Expression of SNAPf Fusions (N9184)
- Transient Expression
Expression of the fusion protein cloned in pSNAPf-ADRβ2 can be achieved by transiently transfecting cells in culture with standard transfection protocols. The appropriate reagent and time to permit adequate expression must be empirically determined. pSNAPf-ADRβ2 has performed well in stable and transient transfection of CHO-K1, COS-7, U-2 OS and NIH 3T3 cells. Note that the intensity of the fluorescence may vary depending on cell line and labeling substrate used.
We recommend using TransPass D2 (NEB #M2554) in combination with TransPass V (NEB #M2561) or Roche's FuGENE® 6 Transfection Reagent for both transient and stable transfections.

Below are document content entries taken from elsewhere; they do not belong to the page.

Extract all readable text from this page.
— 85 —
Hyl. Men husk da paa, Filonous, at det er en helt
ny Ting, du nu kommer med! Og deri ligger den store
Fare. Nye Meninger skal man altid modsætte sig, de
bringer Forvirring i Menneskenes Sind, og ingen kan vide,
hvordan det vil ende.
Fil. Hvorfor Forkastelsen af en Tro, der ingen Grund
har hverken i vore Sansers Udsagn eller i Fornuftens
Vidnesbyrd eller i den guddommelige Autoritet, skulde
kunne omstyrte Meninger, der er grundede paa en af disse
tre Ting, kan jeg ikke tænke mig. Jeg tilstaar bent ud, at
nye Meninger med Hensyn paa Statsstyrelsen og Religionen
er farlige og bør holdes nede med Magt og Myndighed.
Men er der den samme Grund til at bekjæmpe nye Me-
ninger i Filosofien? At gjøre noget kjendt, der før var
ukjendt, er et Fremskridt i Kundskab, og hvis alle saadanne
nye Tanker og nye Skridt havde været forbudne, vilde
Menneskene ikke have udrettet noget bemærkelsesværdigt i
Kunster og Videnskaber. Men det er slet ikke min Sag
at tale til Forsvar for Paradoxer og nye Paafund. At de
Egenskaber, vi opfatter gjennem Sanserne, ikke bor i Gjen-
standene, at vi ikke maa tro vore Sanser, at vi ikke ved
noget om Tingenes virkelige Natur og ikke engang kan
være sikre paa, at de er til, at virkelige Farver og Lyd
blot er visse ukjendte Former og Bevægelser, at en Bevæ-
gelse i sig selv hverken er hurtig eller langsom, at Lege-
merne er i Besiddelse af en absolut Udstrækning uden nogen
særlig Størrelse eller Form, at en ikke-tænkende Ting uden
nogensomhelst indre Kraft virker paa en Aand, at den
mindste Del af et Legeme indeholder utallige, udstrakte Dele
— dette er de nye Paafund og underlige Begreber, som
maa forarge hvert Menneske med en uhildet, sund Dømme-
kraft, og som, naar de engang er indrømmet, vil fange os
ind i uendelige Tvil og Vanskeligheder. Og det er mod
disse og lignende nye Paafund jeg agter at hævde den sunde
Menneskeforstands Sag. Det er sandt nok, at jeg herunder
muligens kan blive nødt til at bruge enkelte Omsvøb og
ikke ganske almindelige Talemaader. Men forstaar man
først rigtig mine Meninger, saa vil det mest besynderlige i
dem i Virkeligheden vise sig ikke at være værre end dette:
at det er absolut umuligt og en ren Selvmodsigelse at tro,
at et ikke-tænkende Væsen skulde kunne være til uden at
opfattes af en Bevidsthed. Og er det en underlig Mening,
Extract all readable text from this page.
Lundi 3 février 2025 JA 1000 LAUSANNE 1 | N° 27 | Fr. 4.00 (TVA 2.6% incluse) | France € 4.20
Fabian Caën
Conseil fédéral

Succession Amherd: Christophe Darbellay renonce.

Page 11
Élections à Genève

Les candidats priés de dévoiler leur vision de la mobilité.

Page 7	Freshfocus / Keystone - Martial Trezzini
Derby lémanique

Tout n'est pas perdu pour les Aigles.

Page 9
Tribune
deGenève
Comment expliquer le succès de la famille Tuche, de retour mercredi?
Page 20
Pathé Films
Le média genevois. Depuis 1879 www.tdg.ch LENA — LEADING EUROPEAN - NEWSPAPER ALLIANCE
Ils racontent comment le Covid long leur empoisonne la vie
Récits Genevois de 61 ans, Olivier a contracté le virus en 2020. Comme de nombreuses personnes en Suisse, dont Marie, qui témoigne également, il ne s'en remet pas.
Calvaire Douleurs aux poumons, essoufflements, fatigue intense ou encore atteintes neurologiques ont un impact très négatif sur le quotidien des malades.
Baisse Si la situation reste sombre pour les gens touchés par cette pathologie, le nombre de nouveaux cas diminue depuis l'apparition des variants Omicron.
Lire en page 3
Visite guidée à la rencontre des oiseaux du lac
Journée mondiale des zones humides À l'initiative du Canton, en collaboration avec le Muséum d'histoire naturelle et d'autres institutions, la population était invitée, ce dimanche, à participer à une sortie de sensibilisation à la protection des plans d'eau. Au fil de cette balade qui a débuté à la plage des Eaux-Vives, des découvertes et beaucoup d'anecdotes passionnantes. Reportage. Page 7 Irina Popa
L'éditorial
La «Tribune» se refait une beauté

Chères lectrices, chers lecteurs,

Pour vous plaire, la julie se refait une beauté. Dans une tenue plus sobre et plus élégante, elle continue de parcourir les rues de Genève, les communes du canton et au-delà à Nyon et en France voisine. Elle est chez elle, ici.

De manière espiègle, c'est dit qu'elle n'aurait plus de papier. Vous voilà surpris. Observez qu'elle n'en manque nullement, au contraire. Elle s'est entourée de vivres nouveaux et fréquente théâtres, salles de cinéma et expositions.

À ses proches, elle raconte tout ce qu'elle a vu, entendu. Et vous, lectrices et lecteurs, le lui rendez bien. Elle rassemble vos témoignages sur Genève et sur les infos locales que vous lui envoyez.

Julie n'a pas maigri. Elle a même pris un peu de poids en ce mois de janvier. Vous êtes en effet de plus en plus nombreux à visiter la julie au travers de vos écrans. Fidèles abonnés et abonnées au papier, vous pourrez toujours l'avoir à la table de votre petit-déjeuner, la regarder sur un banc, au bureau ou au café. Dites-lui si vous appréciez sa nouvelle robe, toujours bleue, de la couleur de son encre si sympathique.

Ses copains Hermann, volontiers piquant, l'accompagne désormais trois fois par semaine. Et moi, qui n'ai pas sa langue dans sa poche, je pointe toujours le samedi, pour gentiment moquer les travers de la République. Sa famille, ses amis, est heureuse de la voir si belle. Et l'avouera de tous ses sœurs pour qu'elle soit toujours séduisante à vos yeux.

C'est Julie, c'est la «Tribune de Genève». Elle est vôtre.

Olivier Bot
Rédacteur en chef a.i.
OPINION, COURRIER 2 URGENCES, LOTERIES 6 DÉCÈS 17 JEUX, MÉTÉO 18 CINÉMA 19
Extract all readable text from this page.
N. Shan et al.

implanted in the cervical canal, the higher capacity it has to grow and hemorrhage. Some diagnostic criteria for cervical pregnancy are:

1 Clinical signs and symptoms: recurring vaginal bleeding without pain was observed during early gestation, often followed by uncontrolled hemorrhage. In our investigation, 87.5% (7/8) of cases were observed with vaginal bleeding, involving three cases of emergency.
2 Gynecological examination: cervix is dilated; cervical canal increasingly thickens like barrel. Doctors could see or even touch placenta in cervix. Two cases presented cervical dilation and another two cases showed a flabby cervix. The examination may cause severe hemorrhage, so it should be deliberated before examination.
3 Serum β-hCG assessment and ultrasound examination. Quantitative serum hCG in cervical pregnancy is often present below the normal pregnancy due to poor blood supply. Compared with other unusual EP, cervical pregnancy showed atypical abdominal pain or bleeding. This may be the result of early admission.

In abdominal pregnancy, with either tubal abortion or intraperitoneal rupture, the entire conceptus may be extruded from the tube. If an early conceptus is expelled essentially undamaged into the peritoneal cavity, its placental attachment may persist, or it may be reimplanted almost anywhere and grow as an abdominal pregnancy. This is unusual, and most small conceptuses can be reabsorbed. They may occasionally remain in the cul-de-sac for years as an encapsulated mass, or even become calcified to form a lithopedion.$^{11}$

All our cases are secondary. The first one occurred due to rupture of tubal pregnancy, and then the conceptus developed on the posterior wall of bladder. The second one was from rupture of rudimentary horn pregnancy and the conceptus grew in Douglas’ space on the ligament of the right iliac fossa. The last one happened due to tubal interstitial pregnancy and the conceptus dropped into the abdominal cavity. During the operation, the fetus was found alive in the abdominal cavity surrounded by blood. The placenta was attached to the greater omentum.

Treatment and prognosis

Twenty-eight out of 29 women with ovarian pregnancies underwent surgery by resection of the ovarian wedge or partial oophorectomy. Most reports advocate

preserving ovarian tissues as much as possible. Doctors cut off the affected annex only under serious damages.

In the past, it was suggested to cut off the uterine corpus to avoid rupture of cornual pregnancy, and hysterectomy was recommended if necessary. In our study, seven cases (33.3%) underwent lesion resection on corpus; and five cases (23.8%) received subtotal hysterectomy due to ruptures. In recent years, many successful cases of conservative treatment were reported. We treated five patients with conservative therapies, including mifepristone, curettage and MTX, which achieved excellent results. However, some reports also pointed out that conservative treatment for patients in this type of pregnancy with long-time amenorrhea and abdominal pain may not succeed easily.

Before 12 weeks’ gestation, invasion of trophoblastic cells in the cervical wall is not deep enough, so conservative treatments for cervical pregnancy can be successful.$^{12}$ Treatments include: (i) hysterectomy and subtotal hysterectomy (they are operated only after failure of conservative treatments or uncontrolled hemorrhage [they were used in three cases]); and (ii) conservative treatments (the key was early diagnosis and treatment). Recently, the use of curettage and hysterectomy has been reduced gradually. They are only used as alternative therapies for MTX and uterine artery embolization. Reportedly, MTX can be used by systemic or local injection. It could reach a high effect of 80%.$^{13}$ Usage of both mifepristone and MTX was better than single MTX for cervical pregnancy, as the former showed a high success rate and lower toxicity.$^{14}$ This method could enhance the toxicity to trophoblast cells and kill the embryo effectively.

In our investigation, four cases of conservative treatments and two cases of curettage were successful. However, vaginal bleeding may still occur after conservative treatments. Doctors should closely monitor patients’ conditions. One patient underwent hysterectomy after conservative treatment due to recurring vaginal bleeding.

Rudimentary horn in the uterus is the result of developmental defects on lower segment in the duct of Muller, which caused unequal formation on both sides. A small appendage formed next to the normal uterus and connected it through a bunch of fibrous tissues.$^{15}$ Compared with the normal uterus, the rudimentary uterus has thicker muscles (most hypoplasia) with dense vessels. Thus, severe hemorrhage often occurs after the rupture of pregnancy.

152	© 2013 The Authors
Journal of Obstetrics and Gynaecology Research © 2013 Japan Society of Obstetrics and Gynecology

pSNAPf-ADRβ2 can be transfected as described above for transient transfection or by other standard transfection methods. Twenty four to 48 hours after transfection begin selecting mammalian cultures in 600–1,200 µg/ml G418 (geneticin) depending on the cell line. It is recommended that you establish a kill curve for each cell line to determine optimal selection conditions. After 8–12 days of continuous selection, stable colonies will become visible. It is possible to use pools of stable cell populations for initial cell labeling to test for the presence of SNAP-tag expression. In addition clonal cell lines can be isolated and characterized if desired.
In general, we have not experienced problems expressing SNAPf-ADRβ2 from the pSNAPf-ADRβ2 plasmid. Labeling of transfected cells with a fluorescent SNAP-Cell™ or SNAP-Surface™ substrate should show strong cell surface fluorescence. In most instances, difficulties in expression can be resolved by altering the transfection protocol.